The silence was suddenly filled with sound and light. The dust rose so that it filled her nose and mouth. The sparse vegetation trembled and then flattened. A little distance away a helicopter wheeled, searching with efficient lights and movie razzmatazz. She got to her feet, waving her torch in the air.
‘We’re here!’ she said, as if they could hear her. ‘We’re here. He’s still alive.’
Chapter 17
HOSPITALS ARE STRANGE PLACES AT two in the morning. The pain and panic is still there, tangible in the drawn curtains and the occasional, ominous swing of a door, but it takes on a quiet, night-time aspect, as if illness too has to obey the sun. Tina and Lottie were on their third cup of lukewarm coffee.
‘You were like Lara Croft,’ Tina said. ‘Running through the desert and then hitching to Furnace Creek to ring for help.’
‘I’m not so sure,’ Lottie said, smiling. ‘I thought for a while no one was going to stop for me on the road. In the end I had to stand in the oncoming traffic, waving my arms around.’
‘I might even ease up on the challenges,’ Tina said. ‘But only for today.’
Lottie dug her in the ribs, making her coffee spill on the floor. ‘It can’t have been easy staying with him either,’ Lottie said, wanting to make Tina feel as if she had played her part. ‘Were you scared?’
‘Shitless,’ Tina said. ‘I thought he was going to die.’
‘What did you talk about?’
‘I told him the story of Tache and Dove.’
‘Thank God the rattlesnake bite was as shallow as it was, otherwise he might not have made it.’
‘Would you have run so fast if it had been Dean’s life at stake?’ Tina asked slyly.
‘Of course I would!’ Lottie said, indignant. ‘I would even have run fast to save you.’

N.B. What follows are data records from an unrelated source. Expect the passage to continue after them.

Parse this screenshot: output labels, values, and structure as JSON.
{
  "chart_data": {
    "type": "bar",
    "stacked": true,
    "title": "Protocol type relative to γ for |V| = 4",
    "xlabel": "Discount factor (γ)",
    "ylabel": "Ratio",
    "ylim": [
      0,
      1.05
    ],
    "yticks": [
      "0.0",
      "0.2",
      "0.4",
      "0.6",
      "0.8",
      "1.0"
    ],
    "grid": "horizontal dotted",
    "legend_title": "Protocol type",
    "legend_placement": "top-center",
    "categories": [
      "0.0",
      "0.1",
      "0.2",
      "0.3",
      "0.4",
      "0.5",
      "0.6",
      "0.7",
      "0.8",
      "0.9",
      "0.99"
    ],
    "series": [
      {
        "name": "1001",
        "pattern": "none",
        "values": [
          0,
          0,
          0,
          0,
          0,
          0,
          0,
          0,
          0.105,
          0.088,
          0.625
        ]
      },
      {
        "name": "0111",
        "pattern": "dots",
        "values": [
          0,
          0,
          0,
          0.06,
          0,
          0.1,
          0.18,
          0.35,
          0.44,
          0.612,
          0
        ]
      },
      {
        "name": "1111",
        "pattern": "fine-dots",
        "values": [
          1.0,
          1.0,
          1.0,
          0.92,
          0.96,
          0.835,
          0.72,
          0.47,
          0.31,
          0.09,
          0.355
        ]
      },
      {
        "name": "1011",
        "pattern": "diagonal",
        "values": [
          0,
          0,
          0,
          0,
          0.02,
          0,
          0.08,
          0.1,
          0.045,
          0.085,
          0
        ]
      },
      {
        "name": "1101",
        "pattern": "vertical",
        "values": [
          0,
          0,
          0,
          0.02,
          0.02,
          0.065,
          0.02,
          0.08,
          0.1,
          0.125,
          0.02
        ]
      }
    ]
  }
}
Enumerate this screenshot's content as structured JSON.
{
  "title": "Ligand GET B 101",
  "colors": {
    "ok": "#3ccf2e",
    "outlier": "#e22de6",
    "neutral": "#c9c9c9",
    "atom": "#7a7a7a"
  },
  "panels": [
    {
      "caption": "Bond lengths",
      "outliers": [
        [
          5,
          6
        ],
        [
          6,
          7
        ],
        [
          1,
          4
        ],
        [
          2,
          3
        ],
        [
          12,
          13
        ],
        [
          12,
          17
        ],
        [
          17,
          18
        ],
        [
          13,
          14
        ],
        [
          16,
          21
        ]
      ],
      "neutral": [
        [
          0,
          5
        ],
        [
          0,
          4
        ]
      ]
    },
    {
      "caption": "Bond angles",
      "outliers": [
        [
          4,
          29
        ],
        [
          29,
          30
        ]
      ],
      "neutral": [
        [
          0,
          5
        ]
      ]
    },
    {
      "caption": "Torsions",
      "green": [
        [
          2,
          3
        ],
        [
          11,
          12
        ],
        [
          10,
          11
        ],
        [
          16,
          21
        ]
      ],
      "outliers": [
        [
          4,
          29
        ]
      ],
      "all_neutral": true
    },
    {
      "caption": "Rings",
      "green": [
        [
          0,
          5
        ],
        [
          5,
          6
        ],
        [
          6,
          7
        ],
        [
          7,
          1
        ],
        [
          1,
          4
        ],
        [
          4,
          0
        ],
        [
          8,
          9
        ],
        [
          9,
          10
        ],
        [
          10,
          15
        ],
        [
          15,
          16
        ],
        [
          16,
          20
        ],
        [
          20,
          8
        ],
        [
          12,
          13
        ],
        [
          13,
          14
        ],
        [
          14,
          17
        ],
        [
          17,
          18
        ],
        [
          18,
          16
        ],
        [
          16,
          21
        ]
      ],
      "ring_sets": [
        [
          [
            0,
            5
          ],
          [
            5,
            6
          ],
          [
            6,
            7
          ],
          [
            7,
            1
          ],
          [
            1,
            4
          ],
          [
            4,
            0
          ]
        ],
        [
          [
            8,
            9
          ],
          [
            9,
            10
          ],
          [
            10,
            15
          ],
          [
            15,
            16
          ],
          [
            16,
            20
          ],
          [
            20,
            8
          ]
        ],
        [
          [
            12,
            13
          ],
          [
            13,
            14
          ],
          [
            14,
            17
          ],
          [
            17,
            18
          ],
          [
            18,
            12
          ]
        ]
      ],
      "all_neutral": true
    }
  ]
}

‘Just admit you fancy Spike.’
‘I’m not a teenager, Tina,’ Lottie said. Yet she had to admit to herself (but never to Tina) that she had felt a bit like one over the last couple of days. She was alarmed by how terrified she had felt at the sight of Spike, deathly pale, hooked up to all sorts of machines. His naked chest had made her want to put her hands on him. She didn’t kn
ow what had got into her. She hardly knew him. It was probably something to do with being away. People always behaved strangely on holidays. One of the three men she had had sex with was someone she had met on a holiday in Paxos. He had taken her snorkelling and fed her raw sea urchin with a little spoon he kept in the pocket of his trunks. She had known as soon as she had seen the spoon that this was a well-worn ritual and that the man lived tidal fashion, taking his pick from the over-sunned women who came on the boat from Corfu to spend a day or two on the tiny island, buying linen tops and staring longingly at the brown-legged men washing down the decks of Russian yachts. And yet she had gone with it. She was just a bit dazzled by Spike. That was all. It was a road trip crush and when the road trip was over, it would pass. Dean was reality. Spike was just a holiday hologram.

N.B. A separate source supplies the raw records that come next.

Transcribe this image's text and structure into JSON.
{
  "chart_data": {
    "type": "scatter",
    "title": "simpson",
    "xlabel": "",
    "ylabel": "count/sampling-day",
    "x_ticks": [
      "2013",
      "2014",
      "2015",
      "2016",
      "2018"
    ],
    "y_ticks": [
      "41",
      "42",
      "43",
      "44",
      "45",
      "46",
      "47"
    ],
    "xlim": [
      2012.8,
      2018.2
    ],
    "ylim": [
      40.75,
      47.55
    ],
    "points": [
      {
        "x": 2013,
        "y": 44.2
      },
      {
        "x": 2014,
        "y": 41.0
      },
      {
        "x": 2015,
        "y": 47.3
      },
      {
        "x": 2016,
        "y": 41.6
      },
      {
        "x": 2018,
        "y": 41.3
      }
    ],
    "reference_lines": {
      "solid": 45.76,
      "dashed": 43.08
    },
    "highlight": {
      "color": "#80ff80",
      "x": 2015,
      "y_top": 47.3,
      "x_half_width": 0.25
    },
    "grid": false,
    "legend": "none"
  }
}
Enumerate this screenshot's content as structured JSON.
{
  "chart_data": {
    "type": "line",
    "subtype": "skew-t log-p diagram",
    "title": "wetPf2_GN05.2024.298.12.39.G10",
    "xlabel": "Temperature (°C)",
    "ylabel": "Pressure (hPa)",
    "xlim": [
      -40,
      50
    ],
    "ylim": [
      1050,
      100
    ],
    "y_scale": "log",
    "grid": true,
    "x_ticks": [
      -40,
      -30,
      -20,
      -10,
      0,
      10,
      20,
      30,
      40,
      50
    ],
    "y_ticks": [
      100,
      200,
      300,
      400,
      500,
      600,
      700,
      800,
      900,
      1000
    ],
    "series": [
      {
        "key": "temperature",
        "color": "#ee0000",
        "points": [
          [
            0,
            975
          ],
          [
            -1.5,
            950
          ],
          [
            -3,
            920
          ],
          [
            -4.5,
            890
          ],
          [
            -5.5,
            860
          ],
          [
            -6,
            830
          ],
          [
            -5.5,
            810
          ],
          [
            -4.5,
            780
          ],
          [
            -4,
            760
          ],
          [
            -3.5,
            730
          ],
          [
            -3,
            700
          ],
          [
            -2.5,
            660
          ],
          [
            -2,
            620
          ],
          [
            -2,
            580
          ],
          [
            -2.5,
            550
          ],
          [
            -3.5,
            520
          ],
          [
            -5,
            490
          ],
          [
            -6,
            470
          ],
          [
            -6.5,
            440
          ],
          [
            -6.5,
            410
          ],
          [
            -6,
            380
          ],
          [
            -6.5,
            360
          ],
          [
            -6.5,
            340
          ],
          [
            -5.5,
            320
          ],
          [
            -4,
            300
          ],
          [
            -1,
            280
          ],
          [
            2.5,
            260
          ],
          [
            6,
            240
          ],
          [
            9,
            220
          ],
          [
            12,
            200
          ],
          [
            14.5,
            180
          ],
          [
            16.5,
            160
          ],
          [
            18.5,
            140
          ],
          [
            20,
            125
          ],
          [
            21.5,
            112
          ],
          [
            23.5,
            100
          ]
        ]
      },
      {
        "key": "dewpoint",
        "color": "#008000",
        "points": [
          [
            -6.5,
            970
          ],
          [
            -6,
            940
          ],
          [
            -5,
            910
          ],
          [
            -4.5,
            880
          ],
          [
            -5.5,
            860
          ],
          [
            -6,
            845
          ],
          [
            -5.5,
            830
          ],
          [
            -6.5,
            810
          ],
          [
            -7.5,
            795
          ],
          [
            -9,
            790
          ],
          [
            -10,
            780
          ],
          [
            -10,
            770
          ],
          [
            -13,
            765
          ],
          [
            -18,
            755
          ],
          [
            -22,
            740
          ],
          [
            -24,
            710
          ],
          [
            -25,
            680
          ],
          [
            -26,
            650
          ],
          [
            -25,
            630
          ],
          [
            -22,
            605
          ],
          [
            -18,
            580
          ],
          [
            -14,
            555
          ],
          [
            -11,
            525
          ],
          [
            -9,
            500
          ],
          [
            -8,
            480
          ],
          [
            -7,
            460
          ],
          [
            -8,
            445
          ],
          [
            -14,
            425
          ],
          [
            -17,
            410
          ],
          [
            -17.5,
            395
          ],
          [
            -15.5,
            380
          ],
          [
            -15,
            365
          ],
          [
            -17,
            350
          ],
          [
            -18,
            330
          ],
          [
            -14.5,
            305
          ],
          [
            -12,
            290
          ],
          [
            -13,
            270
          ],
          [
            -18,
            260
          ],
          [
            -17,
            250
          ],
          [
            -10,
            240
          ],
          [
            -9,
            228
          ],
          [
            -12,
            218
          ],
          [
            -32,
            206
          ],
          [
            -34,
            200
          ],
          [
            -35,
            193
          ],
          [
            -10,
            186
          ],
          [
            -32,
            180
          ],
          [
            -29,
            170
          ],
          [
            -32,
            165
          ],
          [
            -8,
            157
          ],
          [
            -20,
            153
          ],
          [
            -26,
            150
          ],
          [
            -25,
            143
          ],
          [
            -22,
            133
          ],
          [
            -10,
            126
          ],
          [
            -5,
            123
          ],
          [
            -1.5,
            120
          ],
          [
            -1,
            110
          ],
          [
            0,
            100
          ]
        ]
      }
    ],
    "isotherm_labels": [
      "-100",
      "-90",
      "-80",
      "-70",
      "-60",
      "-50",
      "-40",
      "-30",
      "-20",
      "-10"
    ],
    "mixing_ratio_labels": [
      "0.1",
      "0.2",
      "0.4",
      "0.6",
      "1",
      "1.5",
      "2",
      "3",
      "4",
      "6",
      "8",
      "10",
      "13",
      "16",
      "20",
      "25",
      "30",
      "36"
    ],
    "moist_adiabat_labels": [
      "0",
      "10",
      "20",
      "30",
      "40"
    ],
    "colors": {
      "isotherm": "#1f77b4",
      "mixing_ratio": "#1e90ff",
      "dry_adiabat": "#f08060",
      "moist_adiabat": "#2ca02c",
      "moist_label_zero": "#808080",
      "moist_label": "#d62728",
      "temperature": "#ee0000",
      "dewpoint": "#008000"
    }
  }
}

‘I’m not sure there’s any point hanging around any longer,’ Tina said. ‘The doctor said he was comfortable and the best thing was to let him sleep.’

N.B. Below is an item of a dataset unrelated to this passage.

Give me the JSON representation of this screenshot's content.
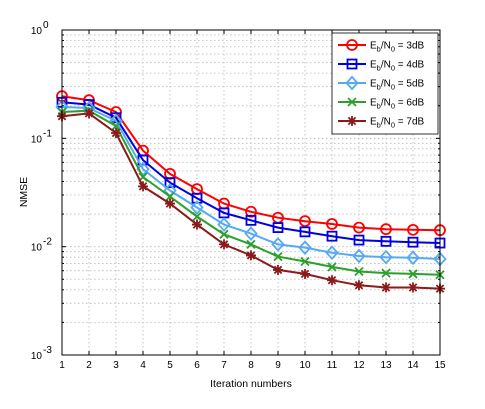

After alerting the medical team, Lottie had been taken back to the car park by an obliging ranger and had then driven to the hospital. ‘Shall we go back to every room a work of art?’
‘Yeah. I’m absolutely knackered. I might even be able to sleep beneath the Weeping Woman.’
Back at the motel, Tina and Lottie ate the burgers they had picked up on the way, sitting cross-legged on their beds.
‘This is the most delicious burger I have ever eaten,’ Lottie announced, her cheeks distended with bread and pickle.
‘It’s because you’ve had a brush with death,’ Tina said. ‘It sharpens your senses. What we should really do after eating this is get some dope off the creepy bloke in reception – he’s already offered me some, along with the somewhat unappetising prospect of sex – and have a swim in the pool.’
‘We should really wait until we’ve digested our food. We could get cramp,’ Lottie said. ‘Anyway, I thought you said you were tired.’
‘Right there you’ve lost your Lara Croft crown,’ Tina said. ‘Do you think she ever says, “I can’t swim across this alligator-infested swamp because I’ve just nibbled on some pulled pork”?’